First of all, we would like to apologize for unresponsiveness of Mews on the 24th of October 2018 during night hours (21:40 — 22:05 UTC). We take such moments seriously and always work hard to ensure such and similar problems won't occur in the future.

Cause

As we are continuously updating our system in order to deliver new features, we update the database model accordingly during deployments. The last deployment introduced changes that took unexpected amount of database resources and after a while the operation timed-out. But one of the application instances kept retrying this process, due to built-in recovery procedure.
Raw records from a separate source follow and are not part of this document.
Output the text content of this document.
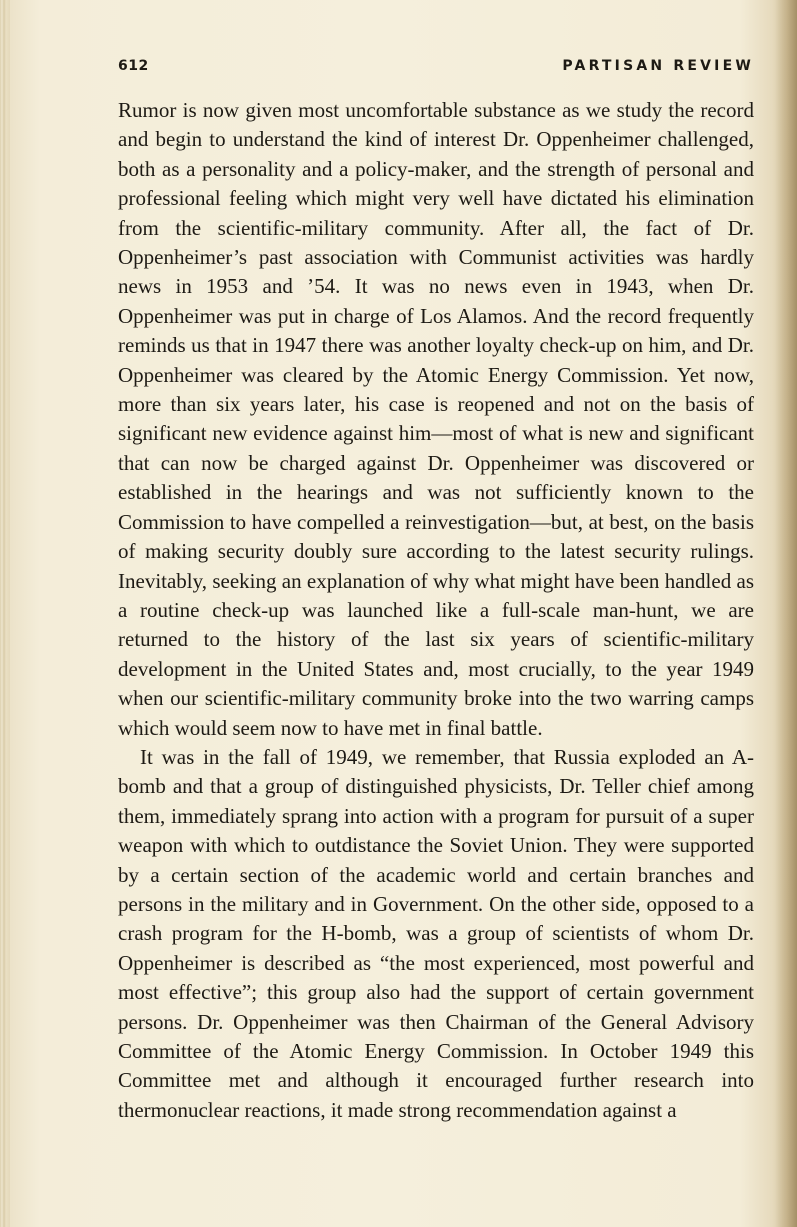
612	PARTISAN REVIEW

Rumor is now given most uncomfortable substance as we study the record and begin to understand the kind of interest Dr. Oppenheimer challenged, both as a personality and a policy-maker, and the strength of personal and professional feeling which might very well have dictated his elimination from the scientific-military community. After all, the fact of Dr. Oppenheimer’s past association with Communist activities was hardly news in 1953 and ’54. It was no news even in 1943, when Dr. Oppenheimer was put in charge of Los Alamos. And the record frequently reminds us that in 1947 there was another loyalty check-up on him, and Dr. Oppenheimer was cleared by the Atomic Energy Commission. Yet now, more than six years later, his case is reopened and not on the basis of significant new evidence against him—most of what is new and significant that can now be charged against Dr. Oppenheimer was discovered or established in the hearings and was not sufficiently known to the Commission to have compelled a reinvestigation—but, at best, on the basis of making security doubly sure according to the latest security rulings. Inevitably, seeking an explanation of why what might have been handled as a routine check-up was launched like a full-scale man-hunt, we are returned to the history of the last six years of scientific-military development in the United States and, most crucially, to the year 1949 when our scientific-military community broke into the two warring camps which would seem now to have met in final battle.

It was in the fall of 1949, we remember, that Russia exploded an A-bomb and that a group of distinguished physicists, Dr. Teller chief among them, immediately sprang into action with a program for pursuit of a super weapon with which to outdistance the Soviet Union. They were supported by a certain section of the academic world and certain branches and persons in the military and in Government. On the other side, opposed to a crash program for the H-bomb, was a group of scientists of whom Dr. Oppenheimer is described as “the most experienced, most powerful and most effective”; this group also had the support of certain government persons. Dr. Oppenheimer was then Chairman of the General Advisory Committee of the Atomic Energy Commission. In October 1949 this Committee met and although it encouraged further research into thermonuclear reactions, it made strong recommendation against a
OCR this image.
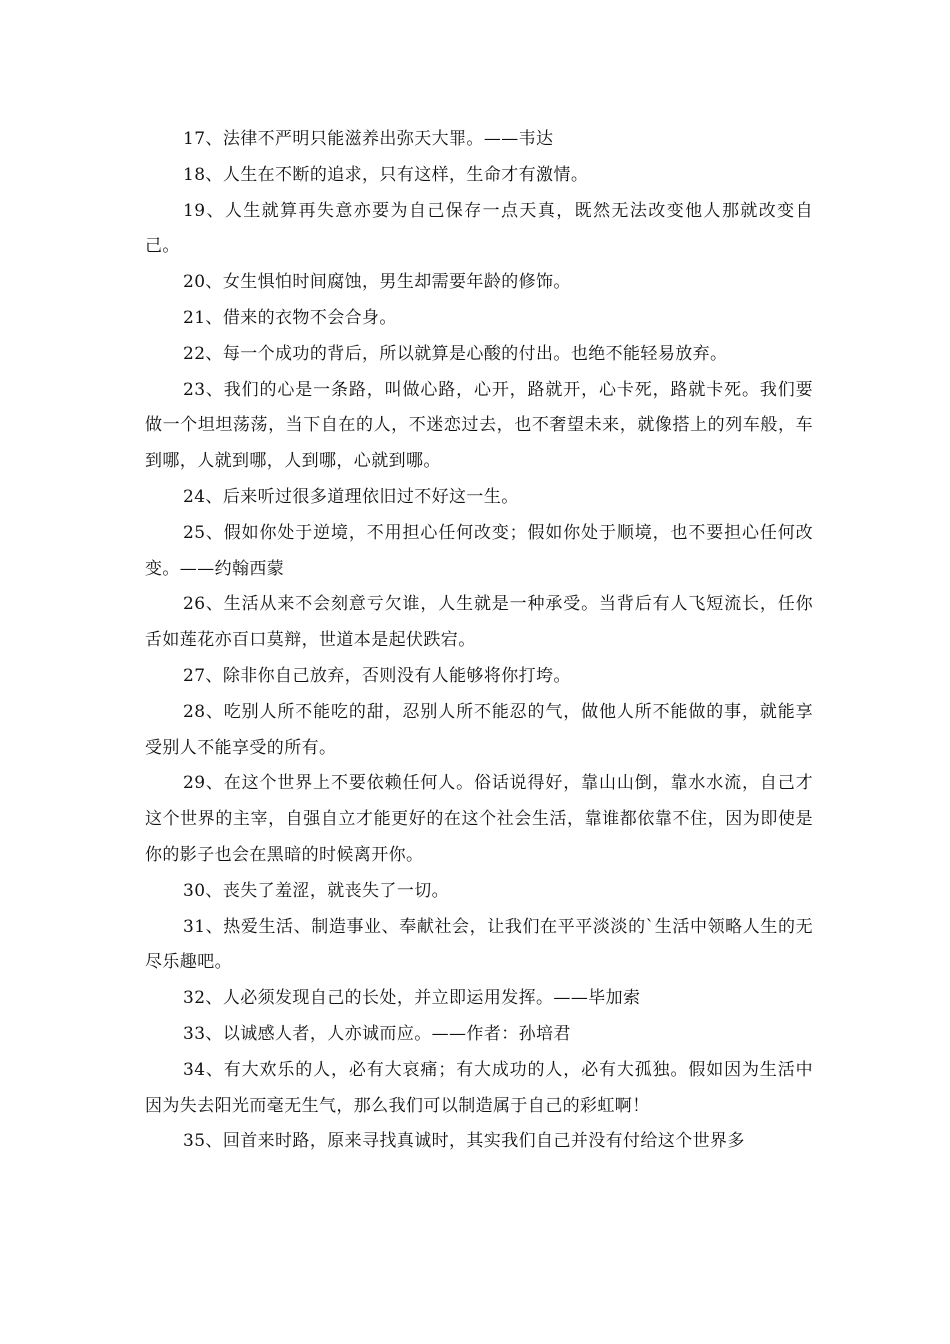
17、法律不严明只能滋养出弥天大罪。——韦达

18、人生在不断的追求，只有这样，生命才有激情。

19、人生就算再失意亦要为自己保存一点天真，既然无法改变他人那就改变自己。

20、女生惧怕时间腐蚀，男生却需要年龄的修饰。

21、借来的衣物不会合身。

22、每一个成功的背后，所以就算是心酸的付出。也绝不能轻易放弃。

23、我们的心是一条路，叫做心路，心开，路就开，心卡死，路就卡死。我们要做一个坦坦荡荡，当下自在的人，不迷恋过去，也不奢望未来，就像搭上的列车般，车到哪，人就到哪，人到哪，心就到哪。

24、后来听过很多道理依旧过不好这一生。

25、假如你处于逆境，不用担心任何改变；假如你处于顺境，也不要担心任何改变。——约翰西蒙

26、生活从来不会刻意亏欠谁，人生就是一种承受。当背后有人飞短流长，任你舌如莲花亦百口莫辩，世道本是起伏跌宕。

27、除非你自己放弃，否则没有人能够将你打垮。

28、吃别人所不能吃的甜，忍别人所不能忍的气，做他人所不能做的事，就能享受别人不能享受的所有。

29、在这个世界上不要依赖任何人。俗话说得好，靠山山倒，靠水水流，自己才这个世界的主宰，自强自立才能更好的在这个社会生活，靠谁都依靠不住，因为即使是你的影子也会在黑暗的时候离开你。

30、丧失了羞涩，就丧失了一切。

31、热爱生活、制造事业、奉献社会，让我们在平平淡淡的`生活中领略人生的无尽乐趣吧。

32、人必须发现自己的长处，并立即运用发挥。——毕加索

33、以诚感人者，人亦诚而应。——作者：孙培君

34、有大欢乐的人，必有大哀痛；有大成功的人，必有大孤独。假如因为生活中因为失去阳光而毫无生气，那么我们可以制造属于自己的彩虹啊！

35、回首来时路，原来寻找真诚时，其实我们自己并没有付给这个世界多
That caused the database to be unresponsive for longer period.

Action

We have reverted the change and deployed our application without it.

Solution

In order to properly resolve the issue and prevent anything similar from reoccurring, we have introduced several improvements to our processes:

  • We have banned all potentially non-performant database changes and enforced to use more efficient means.
  • We have improved our monitoring system for crucial errors.
  • Application instances will no-longer retry the migration process in case of fatal failures.
Posted Oct 29, 2018 - 17:42 CET

Resolved
This incident has been resolved.
Posted Oct 25, 2018 - 00:35 CEST
Monitoring
We've resolved the issue and continue to monitor system health.
Posted Oct 25, 2018 - 00:10 CEST
Update
We are continuing to investigate this issue.
Posted Oct 24, 2018 - 23:50 CEST
Investigating
We are currently investigating the issue and performing configuration changes that should resolve the problem.
Posted Oct 24, 2018 - 23:50 CEST
This incident affected: Operations, Guest Journey, and Open API.